Victor — 09/06/2026 15:50 — 10 min de lecture

Pourquoi une petite bulle transparente se forme-t-elle dans le blanc de l’œil ?

Ce qu’il faut identifier

  • Pinguécula : bosse bénigne sur la sclère due aux UV, vent ou poussière, souvent jaunâtre ou transparente.
  • Ptérygion : extension conjonctivale en forme de triangle qui peut envahir la cornée et nuire à la vision.
  • Kératopathie bulleuse : cloques douloureuses sur la cornée liées à un dysfonctionnement endothélial, nécessitant une prise en charge urgente.
  • Symptômes oculaires : sensation de corps étranger, rougeur ou brûlure, surtout en cas d’inflammation ou de sécheresse.
  • Ophtalmologie : un examen à la lampe à fente est essentiel pour diagnostiquer précisément la lésion et éviter les complications.

Il arrive qu’un détail minuscule suffise à attirer tous les regards. Une infime bosse sur le blanc de l’œil, presque invisible pour les autres, peut devenir une obsession pour celui qui la voit chaque matin dans le miroir. Ce n’est pas seulement une question d’esthétique : ce relief peut être le signe d’un terrain oculaire fragilisé par l’environnement, la fatigue ou l’exposition prolongée aux agressions extérieures. Et contrairement à ce qu’on pense parfois, ce n’est pas toujours passager.

Identifier l’origine de cette petite bulle sur la sclère

Lorsqu’une petite excroissance apparaît sur le blanc de l’œil, plusieurs causes sont en jeu. La plus fréquente est la pinguécula, une accumulation bénigne de tissu conjonctif qui se forme souvent près de la cornée, du côté nasal ou temporal. Elle apparaît comme une petite bosse jaunâtre ou parfois transparente, sans profondeur.

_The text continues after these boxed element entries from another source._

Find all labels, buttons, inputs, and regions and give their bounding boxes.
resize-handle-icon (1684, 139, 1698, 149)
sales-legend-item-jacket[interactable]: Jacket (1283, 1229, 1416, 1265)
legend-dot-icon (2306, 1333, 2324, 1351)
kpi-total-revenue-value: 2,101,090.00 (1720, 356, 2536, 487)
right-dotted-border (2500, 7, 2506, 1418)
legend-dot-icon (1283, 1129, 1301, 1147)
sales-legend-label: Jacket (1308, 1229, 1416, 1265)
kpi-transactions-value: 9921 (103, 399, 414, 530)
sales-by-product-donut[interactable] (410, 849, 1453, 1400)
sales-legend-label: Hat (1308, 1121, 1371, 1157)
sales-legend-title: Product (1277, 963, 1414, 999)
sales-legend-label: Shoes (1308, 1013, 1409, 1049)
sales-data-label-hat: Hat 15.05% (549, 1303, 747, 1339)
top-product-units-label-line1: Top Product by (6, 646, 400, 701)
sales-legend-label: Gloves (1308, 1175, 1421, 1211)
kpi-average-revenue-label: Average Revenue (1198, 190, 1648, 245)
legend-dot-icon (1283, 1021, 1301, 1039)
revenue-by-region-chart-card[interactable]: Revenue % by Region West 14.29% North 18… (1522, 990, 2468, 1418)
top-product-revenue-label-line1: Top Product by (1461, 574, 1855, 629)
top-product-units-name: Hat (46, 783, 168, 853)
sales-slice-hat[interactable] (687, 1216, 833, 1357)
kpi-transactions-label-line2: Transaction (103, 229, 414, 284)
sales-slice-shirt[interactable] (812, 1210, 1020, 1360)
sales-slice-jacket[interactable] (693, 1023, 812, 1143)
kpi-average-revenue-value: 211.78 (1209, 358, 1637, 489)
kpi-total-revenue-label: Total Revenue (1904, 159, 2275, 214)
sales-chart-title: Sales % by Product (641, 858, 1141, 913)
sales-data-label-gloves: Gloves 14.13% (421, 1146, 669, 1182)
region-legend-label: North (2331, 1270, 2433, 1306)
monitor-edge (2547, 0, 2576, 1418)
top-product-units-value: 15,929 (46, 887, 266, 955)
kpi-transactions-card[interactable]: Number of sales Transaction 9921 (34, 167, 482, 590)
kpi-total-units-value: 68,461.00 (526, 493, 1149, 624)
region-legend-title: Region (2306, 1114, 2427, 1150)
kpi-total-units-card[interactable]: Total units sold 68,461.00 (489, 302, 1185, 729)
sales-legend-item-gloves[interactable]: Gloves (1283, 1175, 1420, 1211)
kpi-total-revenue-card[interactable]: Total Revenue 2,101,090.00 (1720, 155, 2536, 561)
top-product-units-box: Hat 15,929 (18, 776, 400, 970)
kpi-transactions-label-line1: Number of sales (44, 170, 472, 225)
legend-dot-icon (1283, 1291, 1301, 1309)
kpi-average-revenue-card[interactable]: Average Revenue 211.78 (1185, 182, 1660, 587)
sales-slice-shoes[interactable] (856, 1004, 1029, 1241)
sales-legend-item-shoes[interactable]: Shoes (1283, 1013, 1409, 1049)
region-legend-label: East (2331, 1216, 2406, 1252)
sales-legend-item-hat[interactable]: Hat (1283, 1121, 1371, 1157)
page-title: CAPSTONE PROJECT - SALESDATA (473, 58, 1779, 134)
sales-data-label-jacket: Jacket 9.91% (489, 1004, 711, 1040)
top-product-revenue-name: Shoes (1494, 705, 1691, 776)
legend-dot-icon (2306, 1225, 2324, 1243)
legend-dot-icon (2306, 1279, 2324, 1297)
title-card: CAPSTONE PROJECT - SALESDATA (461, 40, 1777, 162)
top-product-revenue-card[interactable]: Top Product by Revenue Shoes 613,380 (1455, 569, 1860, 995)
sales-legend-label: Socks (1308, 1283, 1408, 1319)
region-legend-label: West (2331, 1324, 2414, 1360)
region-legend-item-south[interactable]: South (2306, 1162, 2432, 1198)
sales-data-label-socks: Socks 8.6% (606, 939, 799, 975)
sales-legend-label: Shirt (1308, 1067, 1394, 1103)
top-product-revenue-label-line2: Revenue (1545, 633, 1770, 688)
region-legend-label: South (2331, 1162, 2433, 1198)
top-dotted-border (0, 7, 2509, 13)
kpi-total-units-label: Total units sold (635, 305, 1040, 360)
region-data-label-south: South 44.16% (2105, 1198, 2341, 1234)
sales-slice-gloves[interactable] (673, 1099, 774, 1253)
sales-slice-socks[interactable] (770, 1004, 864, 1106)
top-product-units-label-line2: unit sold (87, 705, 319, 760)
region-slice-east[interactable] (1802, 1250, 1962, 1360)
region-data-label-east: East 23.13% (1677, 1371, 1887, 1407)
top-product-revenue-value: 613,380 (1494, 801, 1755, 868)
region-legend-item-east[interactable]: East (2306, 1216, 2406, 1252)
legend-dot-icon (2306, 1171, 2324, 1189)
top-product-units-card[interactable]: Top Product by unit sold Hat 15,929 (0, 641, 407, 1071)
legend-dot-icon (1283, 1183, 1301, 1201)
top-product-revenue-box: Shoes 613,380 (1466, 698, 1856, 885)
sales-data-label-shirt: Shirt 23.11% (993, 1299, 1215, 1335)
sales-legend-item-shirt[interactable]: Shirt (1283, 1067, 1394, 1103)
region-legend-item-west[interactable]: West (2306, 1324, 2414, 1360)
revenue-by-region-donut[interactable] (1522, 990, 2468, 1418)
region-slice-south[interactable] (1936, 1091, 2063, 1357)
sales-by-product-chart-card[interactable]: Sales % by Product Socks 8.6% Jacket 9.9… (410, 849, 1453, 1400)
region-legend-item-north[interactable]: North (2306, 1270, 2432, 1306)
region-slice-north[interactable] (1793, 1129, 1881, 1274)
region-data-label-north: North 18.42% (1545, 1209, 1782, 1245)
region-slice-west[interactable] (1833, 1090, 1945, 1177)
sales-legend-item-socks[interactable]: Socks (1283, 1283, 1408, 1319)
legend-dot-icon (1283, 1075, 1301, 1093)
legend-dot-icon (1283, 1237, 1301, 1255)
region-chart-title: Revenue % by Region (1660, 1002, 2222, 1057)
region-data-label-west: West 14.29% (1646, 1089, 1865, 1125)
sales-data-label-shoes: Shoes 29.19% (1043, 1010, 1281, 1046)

Cette lésion est en général liée à une exposition répétée aux rayons ultraviolets, au vent ou à la poussière. Si elle reste stable, elle ne pose pas de risque majeur, mais elle peut s’inflammer ponctuellement.

La pinguécula : un dépôt bénin fréquent

La pinguécula est un dépôt de protéines, de calcium ou de graisses au niveau de la conjonctive. Elle touche particulièrement les personnes exposées régulièrement au soleil – jardiniers, agriculteurs, surfeurs – mais aussi celles qui vivent dans des zones venteuses ou poussiéreuses. Elle ne pénètre pas la cornée et reste limitée au blanc de l’œil. Bien qu’inoffensive, elle peut provoquer une sensation de sécheresse ou d’irritation locale. Pour obtenir un diagnostic précis face à ces symptômes, il est possible de consulter le centre spécialisé louispasteur-creteil.fr.

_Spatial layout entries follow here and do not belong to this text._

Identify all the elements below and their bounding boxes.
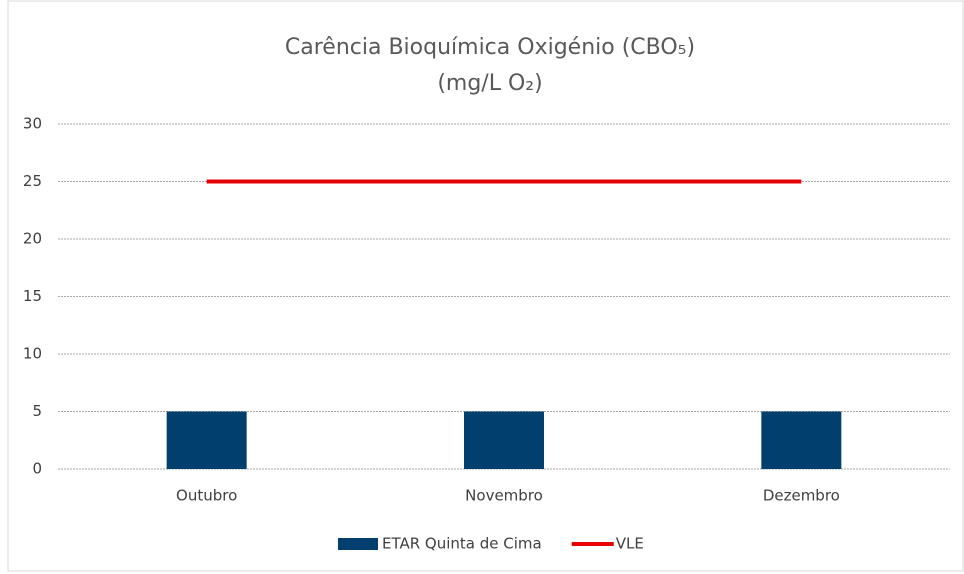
legend-label: VLE <box>616 535 644 553</box>
y-tick-label: 20 <box>23 230 42 248</box>
x-tick-label: Outubro <box>176 487 237 505</box>
chart-subtitle: (mg/L O₂) <box>437 71 542 96</box>
y-tick-label: 15 <box>23 287 42 305</box>
y-tick-label: 30 <box>23 115 42 133</box>
legend-swatch <box>338 538 378 550</box>
y-tick-label: 10 <box>23 345 42 363</box>
y-tick-label: 0 <box>32 460 42 478</box>
x-tick-label: Novembro <box>465 487 543 505</box>
legend-label: ETAR Quinta de Cima <box>382 535 542 553</box>
bar <box>464 411 544 469</box>
x-tick-label: Dezembro <box>763 487 840 505</box>
y-tick-label: 25 <box>23 172 42 190</box>
chart-title: Carência Bioquímica Oxigénio (CBO₅) <box>285 35 695 60</box>
y-tick-label: 5 <box>32 402 42 420</box>
chart-frame <box>7 0 964 572</box>
bar <box>166 411 247 469</box>
bar <box>761 411 842 469</box>
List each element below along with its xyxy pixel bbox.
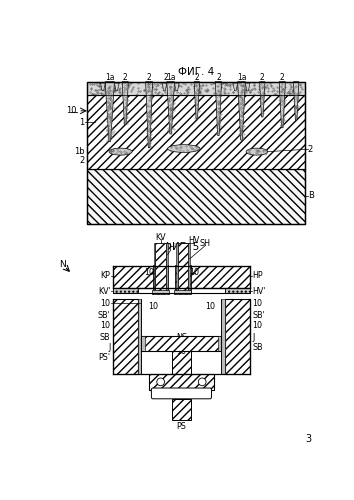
Text: J: J [252,332,255,342]
Polygon shape [175,83,179,91]
Bar [141,336,222,351]
Text: PS: PS [177,422,186,431]
Text: SB': SB' [98,311,110,320]
Text: SH': SH' [164,244,177,252]
Polygon shape [259,82,265,117]
Text: 2: 2 [308,145,313,154]
Text: KV: KV [155,232,166,241]
Text: 10: 10 [101,299,110,308]
Circle shape [157,378,165,386]
Text: J: J [108,342,110,351]
Polygon shape [167,82,175,134]
Text: SH: SH [200,239,211,248]
Bar [225,288,250,294]
Text: 10: 10 [252,299,262,308]
Text: KV': KV' [98,286,110,296]
Bar [155,244,166,292]
Polygon shape [279,82,285,128]
Text: 10: 10 [252,321,262,330]
Bar [176,244,178,292]
Text: 2: 2 [194,73,199,82]
Text: 10: 10 [101,321,110,330]
Bar [113,288,138,294]
Polygon shape [101,83,105,91]
Text: 10: 10 [148,302,158,311]
Text: 2: 2 [164,73,169,82]
Polygon shape [233,83,238,91]
Text: 1a: 1a [166,73,175,82]
Text: 2: 2 [260,73,265,82]
Text: 10: 10 [176,346,187,356]
Text: B: B [308,191,314,200]
Polygon shape [238,82,245,140]
Bar [222,298,225,374]
Bar [87,82,305,96]
Polygon shape [105,82,114,142]
Circle shape [198,378,206,386]
Text: 1b: 1b [74,147,84,156]
Bar [154,244,155,292]
Text: 2: 2 [216,73,221,82]
Polygon shape [162,83,167,91]
Bar [166,244,167,292]
Bar [138,298,141,374]
Polygon shape [215,82,222,136]
Text: HP: HP [252,271,263,280]
Text: 2: 2 [147,73,152,82]
Text: N: N [59,260,65,268]
Polygon shape [194,82,200,118]
Bar [225,288,250,294]
Polygon shape [114,83,119,91]
Bar [113,288,138,294]
Text: KP: KP [101,271,110,280]
Bar [113,266,154,288]
Bar [87,82,305,224]
Text: ФИГ. 4: ФИГ. 4 [178,68,214,78]
Bar [87,96,305,168]
Bar [190,266,250,288]
Bar [152,290,169,294]
Bar [218,336,222,351]
Bar [113,298,138,374]
Bar [172,399,191,420]
Bar [178,244,188,292]
Text: SB: SB [100,332,110,342]
Bar [149,374,214,390]
Bar [175,290,192,294]
Text: 1a: 1a [237,73,246,82]
Text: 10: 10 [205,302,215,311]
Text: 1a: 1a [105,73,115,82]
Bar [188,244,190,292]
Ellipse shape [167,144,200,152]
Polygon shape [122,82,128,124]
Polygon shape [293,82,299,120]
Text: 10: 10 [144,268,154,277]
Text: 10: 10 [189,268,200,277]
Bar [172,351,191,374]
Text: 10: 10 [66,106,77,116]
Text: 3: 3 [306,434,312,444]
Text: HV': HV' [252,286,266,296]
Bar [141,336,145,351]
Text: HV: HV [188,236,199,246]
Polygon shape [245,83,250,91]
Bar [225,298,250,374]
FancyBboxPatch shape [152,388,211,399]
Bar [153,265,169,292]
Text: 1: 1 [79,118,84,127]
Text: 2: 2 [123,73,127,82]
Text: 2: 2 [79,156,84,166]
Bar [87,168,305,224]
Ellipse shape [109,148,132,155]
Text: SB: SB [252,342,263,351]
Polygon shape [145,82,153,148]
Ellipse shape [246,148,268,155]
Bar [175,265,191,292]
Text: ФИГ. 5: ФИГ. 5 [163,242,200,252]
Text: PS': PS' [98,354,110,362]
Text: SB': SB' [252,311,265,320]
Text: 2: 2 [280,73,285,82]
Text: NS: NS [176,332,187,342]
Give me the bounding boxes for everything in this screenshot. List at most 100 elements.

Le ptérygion et l’envahissement de la cornée

Le ptérygion ressemble à une extension du tissu conjonctival sous forme de triangle qui progresse lentement vers la cornée. Contrairement à la pinguécula, il peut atteindre la zone centrale de la vision. Son développement est lui aussi favorisé par les UV, mais il peut entraîner une gêne visuelle, une distorsion de la surface oculaire ou une inflammation récurrente. Quand il touche l’axe visuel, le risque de baisse d’acuité devient réel.

La kératopathie bulleuse : un cas plus complexe

Moins courante, la kératopathie bulleuse n’affecte pas le blanc de l’œil mais la cornée elle-même. Elle résulte d’un dysfonctionnement de la couche interne de la cornée (endothélium), souvent après une chirurgie de la cataracte ou une maladie héréditaire. Elle se manifeste par la formation de petites cloques remplies de liquide, donnant une sensation de brûlure, une douleur vive et une vision floue. Ce cas nécessite une prise en charge rapide, car il impacte directement la qualité de la vision.

Les facteurs de risque et les symptômes associés

L’exposition environnementale prolongée

Le soleil est l’un des principaux responsables. Les rayons UV non filtrés endommagent progressivement les tissus oculaires superficiels. Les personnes travaillant en extérieur, celles vivant en altitude ou près de surfaces réfléchissantes (eau, neige, sable) sont particulièrement exposées. La sécheresse oculaire chronique aggrave aussi la situation : un œil mal hydraté est plus vulnérable aux micro-lésions et aux dépôts tissulaires. Porter des lunettes de soleil avec protection UV intégrale n’est pas une option de confort, c’est une mesure de prévention essentielle.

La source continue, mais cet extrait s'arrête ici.